You can download the decision in Christopher v. SmithKline Beecham Corp. here.
The decision split along familiar ideological lines with Justice Kennedy casting the decisive vote in favor.
The first part of the decision rests on whether the Department of Labor’s position on the subject requires deference. The Court concludes that it does not because of the agency’s shifting (and unpersuasive) reasons.
In looking at the text of the statute itself, the court suggests that “The statute’s emphasis on the “capacity” of the employee counsels in favor of a functional, rather than a formal, inquiry, one that views an employee’s responsibilities in the context of the particular industry in which the employee works.”
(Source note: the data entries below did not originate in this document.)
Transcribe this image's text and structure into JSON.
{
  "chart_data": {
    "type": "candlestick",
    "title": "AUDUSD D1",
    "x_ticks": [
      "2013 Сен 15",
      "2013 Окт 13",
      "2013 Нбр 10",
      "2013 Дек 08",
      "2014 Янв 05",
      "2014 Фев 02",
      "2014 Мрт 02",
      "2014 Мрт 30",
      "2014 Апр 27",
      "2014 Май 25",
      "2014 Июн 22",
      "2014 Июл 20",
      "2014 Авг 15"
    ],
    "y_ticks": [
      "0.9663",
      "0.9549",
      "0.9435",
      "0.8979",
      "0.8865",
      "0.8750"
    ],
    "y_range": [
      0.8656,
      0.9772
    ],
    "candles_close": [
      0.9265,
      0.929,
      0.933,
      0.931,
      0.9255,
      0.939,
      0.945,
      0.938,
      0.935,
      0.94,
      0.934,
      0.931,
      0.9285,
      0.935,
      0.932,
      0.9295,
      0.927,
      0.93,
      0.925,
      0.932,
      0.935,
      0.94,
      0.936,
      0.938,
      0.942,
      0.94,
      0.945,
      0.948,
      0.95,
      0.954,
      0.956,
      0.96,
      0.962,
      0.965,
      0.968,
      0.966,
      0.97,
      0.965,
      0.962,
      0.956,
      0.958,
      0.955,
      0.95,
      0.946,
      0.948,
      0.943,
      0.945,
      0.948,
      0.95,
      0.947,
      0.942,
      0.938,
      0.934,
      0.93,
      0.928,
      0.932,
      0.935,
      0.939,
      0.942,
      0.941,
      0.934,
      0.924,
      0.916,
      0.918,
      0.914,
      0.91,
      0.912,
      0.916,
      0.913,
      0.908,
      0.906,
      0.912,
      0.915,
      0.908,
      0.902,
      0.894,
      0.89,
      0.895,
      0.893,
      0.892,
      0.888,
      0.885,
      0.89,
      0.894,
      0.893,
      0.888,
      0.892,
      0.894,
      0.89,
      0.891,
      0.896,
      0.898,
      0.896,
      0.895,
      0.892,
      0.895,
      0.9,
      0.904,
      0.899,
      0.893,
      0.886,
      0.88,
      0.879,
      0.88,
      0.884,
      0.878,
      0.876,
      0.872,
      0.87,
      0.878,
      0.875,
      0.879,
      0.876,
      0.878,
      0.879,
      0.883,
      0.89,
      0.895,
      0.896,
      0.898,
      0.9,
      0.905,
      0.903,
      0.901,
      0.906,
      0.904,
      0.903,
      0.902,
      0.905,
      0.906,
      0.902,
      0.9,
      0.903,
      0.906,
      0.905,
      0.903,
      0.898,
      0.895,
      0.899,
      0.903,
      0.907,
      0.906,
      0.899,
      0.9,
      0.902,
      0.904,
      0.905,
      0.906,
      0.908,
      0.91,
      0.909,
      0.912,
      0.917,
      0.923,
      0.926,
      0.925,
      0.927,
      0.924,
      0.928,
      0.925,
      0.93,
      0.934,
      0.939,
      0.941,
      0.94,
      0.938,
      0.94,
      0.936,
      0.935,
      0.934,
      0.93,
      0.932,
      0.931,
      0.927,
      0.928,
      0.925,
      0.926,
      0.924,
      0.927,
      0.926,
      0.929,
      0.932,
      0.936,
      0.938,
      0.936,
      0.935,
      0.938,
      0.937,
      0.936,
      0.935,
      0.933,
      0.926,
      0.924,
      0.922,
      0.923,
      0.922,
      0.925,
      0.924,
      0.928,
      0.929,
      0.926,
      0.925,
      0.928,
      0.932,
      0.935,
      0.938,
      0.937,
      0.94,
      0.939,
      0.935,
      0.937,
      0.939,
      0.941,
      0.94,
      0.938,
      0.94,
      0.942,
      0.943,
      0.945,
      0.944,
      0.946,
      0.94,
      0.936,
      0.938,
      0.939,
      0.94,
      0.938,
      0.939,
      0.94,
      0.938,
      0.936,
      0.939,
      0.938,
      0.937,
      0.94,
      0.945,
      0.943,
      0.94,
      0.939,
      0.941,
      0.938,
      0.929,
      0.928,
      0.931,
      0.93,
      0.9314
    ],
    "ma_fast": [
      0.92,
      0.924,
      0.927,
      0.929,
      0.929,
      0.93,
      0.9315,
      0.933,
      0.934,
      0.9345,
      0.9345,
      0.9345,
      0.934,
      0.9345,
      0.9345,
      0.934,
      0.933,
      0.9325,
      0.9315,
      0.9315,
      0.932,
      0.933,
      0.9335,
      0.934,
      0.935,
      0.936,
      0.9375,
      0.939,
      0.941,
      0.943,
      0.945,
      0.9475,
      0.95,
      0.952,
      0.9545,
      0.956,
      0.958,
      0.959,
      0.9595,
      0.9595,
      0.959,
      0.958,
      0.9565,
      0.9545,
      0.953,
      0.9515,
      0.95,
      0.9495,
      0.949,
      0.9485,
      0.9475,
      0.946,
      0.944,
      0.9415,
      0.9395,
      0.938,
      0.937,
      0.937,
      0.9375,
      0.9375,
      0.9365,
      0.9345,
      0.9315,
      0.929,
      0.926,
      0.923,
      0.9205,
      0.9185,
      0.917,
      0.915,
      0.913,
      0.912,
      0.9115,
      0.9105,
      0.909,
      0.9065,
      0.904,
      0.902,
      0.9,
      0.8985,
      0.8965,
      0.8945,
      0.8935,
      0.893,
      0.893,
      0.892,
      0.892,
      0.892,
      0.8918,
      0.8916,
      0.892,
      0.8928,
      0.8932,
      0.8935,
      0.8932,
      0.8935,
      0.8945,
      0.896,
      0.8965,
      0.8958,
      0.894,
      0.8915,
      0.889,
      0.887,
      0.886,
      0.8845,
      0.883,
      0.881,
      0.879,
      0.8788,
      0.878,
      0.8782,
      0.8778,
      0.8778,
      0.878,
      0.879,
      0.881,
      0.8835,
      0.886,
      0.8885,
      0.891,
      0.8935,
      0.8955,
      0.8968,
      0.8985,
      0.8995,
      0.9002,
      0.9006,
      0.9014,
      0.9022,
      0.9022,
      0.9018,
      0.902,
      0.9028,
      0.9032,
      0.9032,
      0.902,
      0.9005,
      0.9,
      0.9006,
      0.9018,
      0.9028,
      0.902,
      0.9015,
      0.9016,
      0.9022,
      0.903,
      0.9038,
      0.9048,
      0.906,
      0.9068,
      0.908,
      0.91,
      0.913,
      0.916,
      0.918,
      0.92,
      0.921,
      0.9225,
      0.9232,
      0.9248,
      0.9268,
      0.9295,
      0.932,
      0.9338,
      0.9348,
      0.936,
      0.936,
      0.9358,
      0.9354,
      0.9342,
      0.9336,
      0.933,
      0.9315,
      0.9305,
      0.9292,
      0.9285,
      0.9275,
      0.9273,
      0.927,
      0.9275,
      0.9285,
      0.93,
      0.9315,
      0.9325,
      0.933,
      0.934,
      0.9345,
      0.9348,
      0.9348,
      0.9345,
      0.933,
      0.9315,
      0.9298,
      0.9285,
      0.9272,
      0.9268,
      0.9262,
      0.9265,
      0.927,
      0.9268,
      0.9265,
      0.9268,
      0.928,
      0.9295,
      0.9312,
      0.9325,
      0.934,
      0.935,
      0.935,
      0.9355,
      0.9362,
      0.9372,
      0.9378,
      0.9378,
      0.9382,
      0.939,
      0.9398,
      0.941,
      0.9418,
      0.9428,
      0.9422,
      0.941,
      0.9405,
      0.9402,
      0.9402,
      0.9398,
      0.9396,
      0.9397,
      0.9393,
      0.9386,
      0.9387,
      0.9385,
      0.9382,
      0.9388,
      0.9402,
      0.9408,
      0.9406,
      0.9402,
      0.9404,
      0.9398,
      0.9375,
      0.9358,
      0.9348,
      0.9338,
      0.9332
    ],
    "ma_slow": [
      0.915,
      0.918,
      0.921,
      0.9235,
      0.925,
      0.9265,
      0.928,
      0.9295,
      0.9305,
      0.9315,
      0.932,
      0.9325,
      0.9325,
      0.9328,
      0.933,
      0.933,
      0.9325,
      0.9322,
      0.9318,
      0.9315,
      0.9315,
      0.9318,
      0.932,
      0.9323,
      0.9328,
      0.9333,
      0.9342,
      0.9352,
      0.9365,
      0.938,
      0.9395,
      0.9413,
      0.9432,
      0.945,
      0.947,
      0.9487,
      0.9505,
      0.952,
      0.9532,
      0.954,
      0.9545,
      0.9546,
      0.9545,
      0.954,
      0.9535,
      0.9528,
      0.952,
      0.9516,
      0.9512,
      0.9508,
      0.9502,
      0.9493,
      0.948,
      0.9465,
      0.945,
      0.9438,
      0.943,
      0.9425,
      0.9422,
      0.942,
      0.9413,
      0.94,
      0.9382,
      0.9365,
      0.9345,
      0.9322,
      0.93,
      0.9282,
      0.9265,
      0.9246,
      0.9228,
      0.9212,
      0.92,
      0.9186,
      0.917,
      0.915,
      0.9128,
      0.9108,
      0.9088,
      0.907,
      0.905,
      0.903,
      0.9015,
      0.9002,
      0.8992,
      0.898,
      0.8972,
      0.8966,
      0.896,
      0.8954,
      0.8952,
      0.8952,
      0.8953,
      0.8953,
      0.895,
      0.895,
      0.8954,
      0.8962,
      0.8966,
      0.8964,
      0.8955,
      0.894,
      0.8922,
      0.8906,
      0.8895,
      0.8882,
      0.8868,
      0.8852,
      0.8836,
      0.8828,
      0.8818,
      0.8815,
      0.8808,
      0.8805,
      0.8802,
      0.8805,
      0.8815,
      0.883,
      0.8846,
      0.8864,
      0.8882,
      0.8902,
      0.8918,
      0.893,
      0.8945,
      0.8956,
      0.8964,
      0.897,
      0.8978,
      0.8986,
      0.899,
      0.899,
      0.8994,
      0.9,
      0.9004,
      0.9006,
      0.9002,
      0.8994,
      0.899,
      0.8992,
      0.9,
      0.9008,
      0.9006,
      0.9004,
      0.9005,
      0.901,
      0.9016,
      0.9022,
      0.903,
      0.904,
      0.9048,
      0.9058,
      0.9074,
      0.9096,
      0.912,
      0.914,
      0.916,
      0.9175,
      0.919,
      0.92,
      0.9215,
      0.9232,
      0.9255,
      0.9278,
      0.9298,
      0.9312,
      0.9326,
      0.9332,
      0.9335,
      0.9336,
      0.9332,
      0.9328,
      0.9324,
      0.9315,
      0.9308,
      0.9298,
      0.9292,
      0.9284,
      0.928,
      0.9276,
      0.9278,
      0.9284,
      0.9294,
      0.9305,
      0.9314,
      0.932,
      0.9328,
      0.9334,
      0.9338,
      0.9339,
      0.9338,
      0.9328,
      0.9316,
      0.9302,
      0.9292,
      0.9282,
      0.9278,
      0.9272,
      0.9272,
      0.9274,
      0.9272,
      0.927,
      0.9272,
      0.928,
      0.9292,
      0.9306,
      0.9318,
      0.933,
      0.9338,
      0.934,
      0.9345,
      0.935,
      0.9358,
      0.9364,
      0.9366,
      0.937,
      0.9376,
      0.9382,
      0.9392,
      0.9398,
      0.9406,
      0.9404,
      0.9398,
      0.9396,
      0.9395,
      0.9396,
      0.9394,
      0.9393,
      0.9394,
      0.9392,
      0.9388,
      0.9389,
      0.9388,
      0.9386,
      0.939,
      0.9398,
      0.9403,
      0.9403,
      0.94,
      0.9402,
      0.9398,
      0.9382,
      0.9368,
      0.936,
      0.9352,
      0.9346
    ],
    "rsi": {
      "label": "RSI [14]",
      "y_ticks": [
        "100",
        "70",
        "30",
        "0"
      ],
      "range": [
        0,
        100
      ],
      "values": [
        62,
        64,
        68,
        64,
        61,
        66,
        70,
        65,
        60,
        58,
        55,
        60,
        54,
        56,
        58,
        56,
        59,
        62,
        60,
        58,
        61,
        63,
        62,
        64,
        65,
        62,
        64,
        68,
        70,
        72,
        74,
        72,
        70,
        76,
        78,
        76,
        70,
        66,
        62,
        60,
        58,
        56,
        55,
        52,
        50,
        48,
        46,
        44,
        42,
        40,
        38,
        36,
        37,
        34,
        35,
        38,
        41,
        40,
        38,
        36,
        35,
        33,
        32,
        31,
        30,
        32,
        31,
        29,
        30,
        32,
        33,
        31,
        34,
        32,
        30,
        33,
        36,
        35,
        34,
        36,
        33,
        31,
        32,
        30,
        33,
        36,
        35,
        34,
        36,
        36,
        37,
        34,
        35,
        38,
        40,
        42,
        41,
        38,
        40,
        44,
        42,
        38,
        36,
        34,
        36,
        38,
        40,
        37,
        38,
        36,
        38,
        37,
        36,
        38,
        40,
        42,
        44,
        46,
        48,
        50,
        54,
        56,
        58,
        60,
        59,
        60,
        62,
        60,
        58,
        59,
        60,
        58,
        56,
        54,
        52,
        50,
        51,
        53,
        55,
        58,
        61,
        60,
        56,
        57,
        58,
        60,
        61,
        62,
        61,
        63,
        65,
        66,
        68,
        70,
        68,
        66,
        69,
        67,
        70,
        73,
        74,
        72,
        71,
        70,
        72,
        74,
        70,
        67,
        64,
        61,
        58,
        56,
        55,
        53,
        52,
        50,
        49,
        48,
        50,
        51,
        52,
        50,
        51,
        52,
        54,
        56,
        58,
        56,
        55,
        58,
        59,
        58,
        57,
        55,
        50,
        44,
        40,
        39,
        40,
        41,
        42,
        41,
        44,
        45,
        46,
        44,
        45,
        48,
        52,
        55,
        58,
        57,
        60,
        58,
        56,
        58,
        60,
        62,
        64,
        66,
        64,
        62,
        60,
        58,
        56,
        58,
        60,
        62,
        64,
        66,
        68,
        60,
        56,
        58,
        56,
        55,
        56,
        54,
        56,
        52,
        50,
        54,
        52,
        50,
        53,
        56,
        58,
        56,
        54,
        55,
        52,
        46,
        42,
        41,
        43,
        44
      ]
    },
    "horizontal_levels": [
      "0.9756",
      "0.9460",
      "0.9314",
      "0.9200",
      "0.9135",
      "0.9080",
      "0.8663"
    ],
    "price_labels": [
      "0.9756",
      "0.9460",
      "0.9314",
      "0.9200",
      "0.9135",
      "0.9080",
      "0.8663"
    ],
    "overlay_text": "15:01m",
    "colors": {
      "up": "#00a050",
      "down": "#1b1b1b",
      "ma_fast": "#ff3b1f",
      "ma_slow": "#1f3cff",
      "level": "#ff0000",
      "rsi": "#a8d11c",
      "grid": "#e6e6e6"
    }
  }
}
Ultimately, the court concludes that “petitioners made sales for purposes of the FLSA and therefore are exempt outside salesmen within the meaning of the DOL’s regulations. Obtaining a nonbinding commitment from a physician to prescribe one of respondent’s drugs is the most that petitioners were able to do to ensure the eventual disposition of the products that [the company] sells.”
The pharaceutical representative position here is fairly unique so it remains to be seen whether this decision will have any dramatic impact outside the pharaceutical industry, but at the very least, those companies should be breathing a big sigh of relief today.